Once in the air, the Gen 6 continues to inspect itself while a supervisor continuously monitors the flight. But the human pilot in command won’t have much to do—the air taxi navigates fully autonomously, able to identify hazards in the air or on the ground and adjust its flight path accordingly.
Supervisors can view these maneuvers in real time and communicate them to air traffic control. They can also give commands to the aircraft themselves, modifying the flight path in response to ATC requests, guiding it to an alternate landing spot or even initiating an immediate emergency landing.
Passengers are able to keep track of flight path modifications on a seatback screen. While in transit, they maintain communication with a Wisk hospitality manager, who can provide live updates, safety information, and instructions.

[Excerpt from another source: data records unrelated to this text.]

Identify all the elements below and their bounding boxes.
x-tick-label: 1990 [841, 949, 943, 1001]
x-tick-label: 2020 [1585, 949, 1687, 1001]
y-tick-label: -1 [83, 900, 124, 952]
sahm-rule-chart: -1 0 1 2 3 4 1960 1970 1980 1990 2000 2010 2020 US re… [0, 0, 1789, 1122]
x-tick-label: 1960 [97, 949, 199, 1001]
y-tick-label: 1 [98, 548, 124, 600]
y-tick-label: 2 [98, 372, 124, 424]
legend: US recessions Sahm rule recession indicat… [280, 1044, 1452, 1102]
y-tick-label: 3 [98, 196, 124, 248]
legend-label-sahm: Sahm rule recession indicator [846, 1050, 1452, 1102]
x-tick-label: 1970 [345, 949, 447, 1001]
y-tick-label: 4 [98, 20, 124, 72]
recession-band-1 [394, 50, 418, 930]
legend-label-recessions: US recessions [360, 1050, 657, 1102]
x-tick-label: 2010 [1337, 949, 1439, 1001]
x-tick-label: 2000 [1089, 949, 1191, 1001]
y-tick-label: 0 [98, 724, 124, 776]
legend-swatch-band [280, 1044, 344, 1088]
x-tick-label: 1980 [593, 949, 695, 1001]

As the air taxi prepares to land, precision navigation software and onboard and ground sensors guide it to its final destination, where it confirms the area is clear and begins its descent. The supervisor is notified when the eVTOL makes its final approach and coordinates with ATC and the vertiport. At the same time, the autonomous system relays information, such as the health of the aircraft, its charging status, and passenger arrival needs.
Wisk’s use of autonomous technology undoubtedly presents some unique opportunities: a way to avoid the pilot shortage, reduce operating costs, and increase space for passengers to name a few.
But it could also hamper the company’s entry into service, which is already expected to come several years after its competitors. Wisk will go through the same FAA certification process as Archer, Joby, and Lilium. But the novelty of its technology may make it more challenging to develop a type-conforming design that lives up to the agency’s safety standards.
The FAA has certified some automated systems, such as autopilots and autothrottles, as well as autonomous aircraft like drones, which Wisk believes laid the foundation for certifying a fully autonomous passenger aircraft. But those technologies are far more proven than the Gen 6. And as aviators know by now, the FAA takes a deliberate approach when it comes to novel aircraft.